HT gloves, a rack for blades, HT tongs, a couple fire bricks to set hot stuff on ( put them on the cart top).
 
Are you oil quenching? If so, I'd think about where to put your quenchant to make the best use of your exhaust fan.
 
The kiln itself should cause no real problem: in the other thread, you said you were using O1, so the oil quench is likely to be the biggest hazard by some margin. A good lid for the quench tank is pretty much essential.

Personally, I stick to the great outdoors for oil quenching.

Quench plates and foil can probably wait until you are using stainless, but a jar of antiscale paint might be worthwhile for the O1. Without it, you are quite likely to get more scaling/decarb with the air atmosphere in the oven than you did in the forge.

A judiciously-bent stainless steel welding rod makes a pretty good blade rack if you only make a few knives, and you can easily size it for your small folder blades.
 
On my kiln stand, I oversized it so that there is a 8 inch surface in front of the door. I have patio blocks on this surface for quench plates, the rack for placement, magnets for testing or tools. It's been helpful so the hot blade doesn't have to travel far.

Regarding pliers - make sure that they don't have a plastic handle extending too far forward. In higher heats (>1800F), the air coming out of the kiln will melt them. I use blacksmithing tongs which are steel the whole length.

Otherwise, I have done quite a few heats in my basement with my kiln with no issue.
 
The kiln itself should cause no real problem: in the other thread, you said you were using O1, so the oil quench is likely to be the biggest hazard by some margin. A good lid for the quench tank is pretty much essential.

Personally, I stick to the great outdoors for oil quenching.

Quench plates and foil can probably wait until you are using stainless, but a jar of antiscale paint might be worthwhile for the O1. Without it, you are quite likely to get more scaling/decarb with the air atmosphere in the oven than you did in the forge.

A judiciously-bent stainless steel welding rod makes a pretty good blade rack if you only make a few knives, and you can easily size it for your small folder blades.
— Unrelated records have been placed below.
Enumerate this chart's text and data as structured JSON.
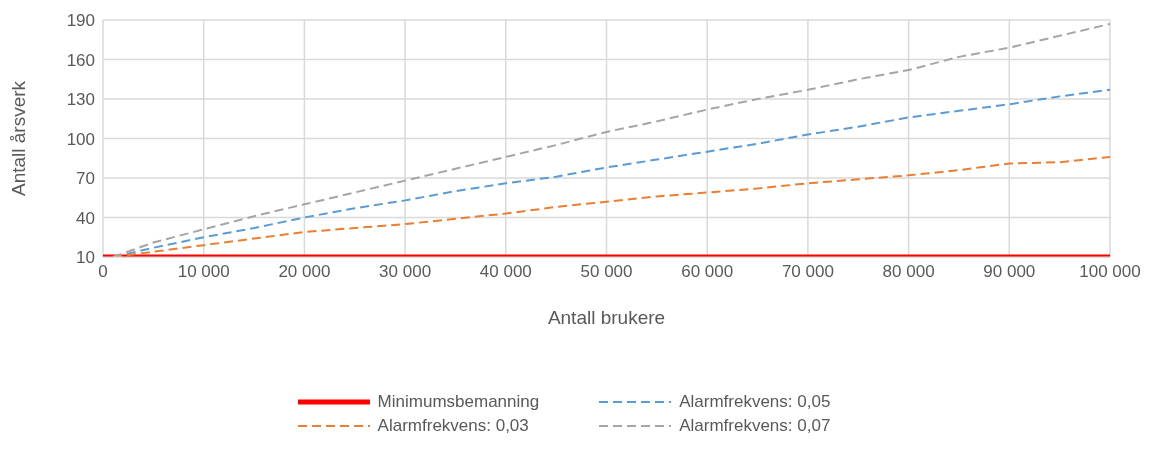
{
  "chart_data": {
    "type": "line",
    "xlabel": "Antall brukere",
    "ylabel": "Antall årsverk",
    "x": [
      0,
      1000,
      5000,
      10000,
      15000,
      20000,
      25000,
      30000,
      35000,
      40000,
      45000,
      50000,
      55000,
      60000,
      65000,
      70000,
      75000,
      80000,
      85000,
      90000,
      95000,
      100000
    ],
    "series": [
      {
        "name": "Minimumsbemanning",
        "color": "#ff0000",
        "line_style": "solid",
        "values": [
          10,
          10,
          10,
          10,
          10,
          10,
          10,
          10,
          10,
          10,
          10,
          10,
          10,
          10,
          10,
          10,
          10,
          10,
          10,
          10,
          10,
          10
        ]
      },
      {
        "name": "Alarmfrekvens: 0,05",
        "color": "#5b9bd5",
        "line_style": "dashed",
        "values": [
          null,
          10,
          17,
          25,
          32,
          40,
          47,
          53,
          60,
          66,
          71,
          78,
          84,
          90,
          96,
          103,
          109,
          116,
          121,
          126,
          132,
          137
        ]
      },
      {
        "name": "Alarmfrekvens: 0,03",
        "color": "#ed7d31",
        "line_style": "dashed",
        "values": [
          null,
          10,
          14,
          19,
          24,
          29,
          32,
          35,
          39,
          43,
          48,
          52,
          56,
          59,
          62,
          66,
          69,
          72,
          76,
          81,
          82,
          86
        ]
      },
      {
        "name": "Alarmfrekvens: 0,07",
        "color": "#a5a5a5",
        "line_style": "dashed",
        "values": [
          null,
          10,
          21,
          31,
          41,
          50,
          59,
          68,
          77,
          86,
          95,
          105,
          113,
          122,
          130,
          137,
          145,
          152,
          162,
          169,
          178,
          187
        ]
      }
    ],
    "xlim": [
      0,
      100000
    ],
    "xticks": [
      0,
      {
        "value": 10000,
        "label": "10 000"
      },
      {
        "value": 20000,
        "label": "20 000"
      },
      {
        "value": 30000,
        "label": "30 000"
      },
      {
        "value": 40000,
        "label": "40 000"
      },
      {
        "value": 50000,
        "label": "50 000"
      },
      {
        "value": 60000,
        "label": "60 000"
      },
      {
        "value": 70000,
        "label": "70 000"
      },
      {
        "value": 80000,
        "label": "80 000"
      },
      {
        "value": 90000,
        "label": "90 000"
      },
      {
        "value": 100000,
        "label": "100 000"
      }
    ],
    "ylim": [
      10,
      190
    ],
    "yticks": [
      10,
      40,
      70,
      100,
      130,
      160,
      190
    ],
    "grid": true,
    "legend": "bottom",
    "marker": "none"
  }
}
So with the anti scaling compound painted on, I don't have to use SS foil with 01?
 
You even can't use foil for low-alloy / carbon steels.
Search for : Bimetallic corrosion .

Btw. using hi temp kilns in basement is PROHIBITED.
Or you seriously want in couple of years test your health insurance.
 
You even can't use foil for low-alloy / carbon steels.
Search for : Bimetallic corrosion .

Btw. using hi temp kilns in basement is PROHIBITED.
Or you seriously want in couple of years test your health insurance.
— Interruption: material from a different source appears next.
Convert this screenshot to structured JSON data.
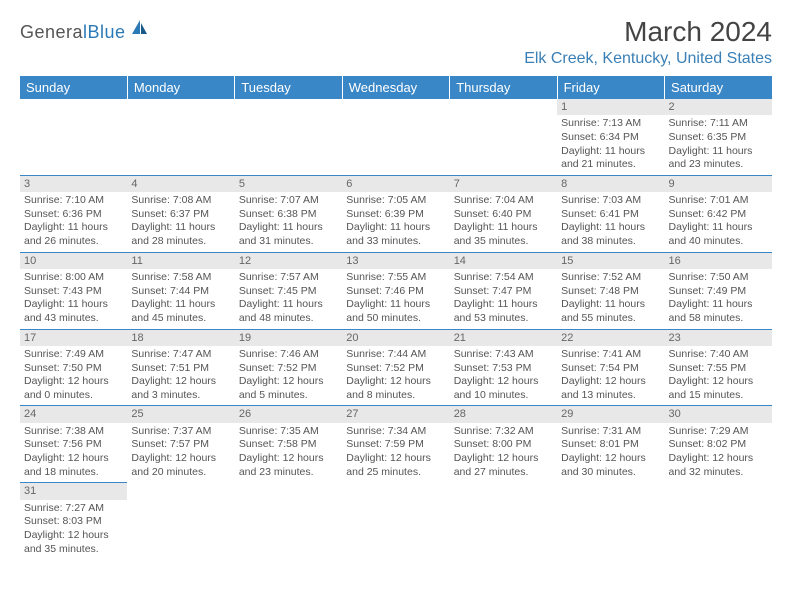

I can see the danger of the kiln in the basement, but what will it do to my health?
I also work at a school and we have kilns inside in three different buildings.
 
If funds allow, spending an extra $50-75 on a separate TC and reading unit will always provide a reference to the controller PID its readout.

Other things are:
A door interlock

Robust build and parts ,like 40 amp SSRs with large heat sinks, etc.

If your build allows it, adding an outer shell of 1" inswool around the unit with a metal or foil jacket will help with the problem of hot oven exteriors.



For the dreamer of large dreams:
If someone decides to build the ultimate HT oven, build an over/under two oven unit. It isn't all that much more than stacking two units, but you build only one shell. Stack the ceiling/floor bricks between the chambers on their side to provide more thickness between the units. Separate controllers will be needed, but that isn't too much extra. Set one for 400F and the other for 1475F when doing 1095 HT, or set them at 1950F and 1400F for stainless. When you pull the blade from the pre-heat unit, set it to 400F and let it start to cool. By the time the soak/quench/cryo is done, the temper oven will be about to 400F.